MarginaliaSearch/run/readme.md

# Run

When developing locally, this directory will contain run-time data required for
the search engine. In a clean check-out, it only contains the tools required to
bootstrap this directory structure.

## Requirements
While the system is designed to run bare metal in production,
for local development, you're strongly encouraged to use docker
or podman. These are a bit of a pain to install, but if you follow
[this guide](https://docs.docker.com/engine/install/ubuntu/#install-using-the-repository)
you're on the right track.

## Set up
To go from a clean check out of the git repo to a running search engine,
follow these steps.

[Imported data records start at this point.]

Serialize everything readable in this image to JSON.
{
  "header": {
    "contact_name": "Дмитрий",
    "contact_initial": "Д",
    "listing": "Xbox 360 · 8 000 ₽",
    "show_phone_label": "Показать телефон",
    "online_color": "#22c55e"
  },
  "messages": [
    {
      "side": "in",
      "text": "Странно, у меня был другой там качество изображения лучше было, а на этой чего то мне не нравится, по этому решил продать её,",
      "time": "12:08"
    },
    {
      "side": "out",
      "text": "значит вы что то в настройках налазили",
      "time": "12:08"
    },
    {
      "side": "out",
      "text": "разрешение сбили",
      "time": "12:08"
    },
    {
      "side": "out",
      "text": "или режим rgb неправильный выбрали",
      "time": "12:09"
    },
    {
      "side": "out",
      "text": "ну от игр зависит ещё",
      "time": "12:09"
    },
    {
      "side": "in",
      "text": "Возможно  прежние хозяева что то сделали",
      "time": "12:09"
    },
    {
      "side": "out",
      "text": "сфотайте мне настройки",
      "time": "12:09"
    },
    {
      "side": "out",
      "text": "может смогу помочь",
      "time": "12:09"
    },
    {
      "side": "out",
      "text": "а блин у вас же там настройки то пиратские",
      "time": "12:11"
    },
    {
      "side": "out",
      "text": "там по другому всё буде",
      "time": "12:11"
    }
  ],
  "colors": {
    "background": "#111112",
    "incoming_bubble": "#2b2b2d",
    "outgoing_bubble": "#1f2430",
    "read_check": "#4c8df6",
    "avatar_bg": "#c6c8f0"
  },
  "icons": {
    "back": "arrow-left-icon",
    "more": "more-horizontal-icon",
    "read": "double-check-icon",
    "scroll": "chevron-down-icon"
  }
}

You're assumed to sit in the project root the whole time.

1. Run the one-time setup, it will create the
basic runtime directory structure and download some models and data that doesn't
come with the git repo because git deals poorly with large binary files.

```
$ run/setup.sh
```

2. Compile the project and build docker images

```
$ ./gradlew assemble docker
```

3. Initialize the database
```
$ docker-compose up -d mariadb
$ ./gradlew flywayMigrate
```

4. Bring the system online. We'll run it in the foreground in the terminal this time
because it's educational to see the logs. Add `-d` to run in the background.

```
$ docker-compose up
```

5. You should now be able to access the system.

| Address                 | Description      |
|-------------------------|------------------|
| https://localhost:8080/ | User-facing GUI  |
| https://localhost:8081/ | Operator's GUI   |

6. Download Sample Data

A script is available for downloading sample data. The script will download the
data from https://downloads.marginalia.nu/ and extract it to the correct location.

The system will pick the data up automatically.

```shell
$ run/download-samples l
```

Four sets are available:

| Name | Description                     |
|------|---------------------------------|
| s    | Small set, 1000 domains         |
| m    | Medium set, 2000 domains        |
| l    | Large set, 5000 domains         |
| xl   | Extra large set, 50,000 domains |

Warning: The XL set is intended to provide a large amount of data for
setting up a pre-production environment. It may be hard to run on a smaller
machine.  It's barely runnable on a 32GB machine; and total processing time
is around 5 hours.

The 'l' set is a good compromise between size and processing time and should
work on most machines.

## Experiment Runner

The script `experiment.sh` is a launcher for the experiment runner, which is useful when
evaluating new algorithms in processing crawl data.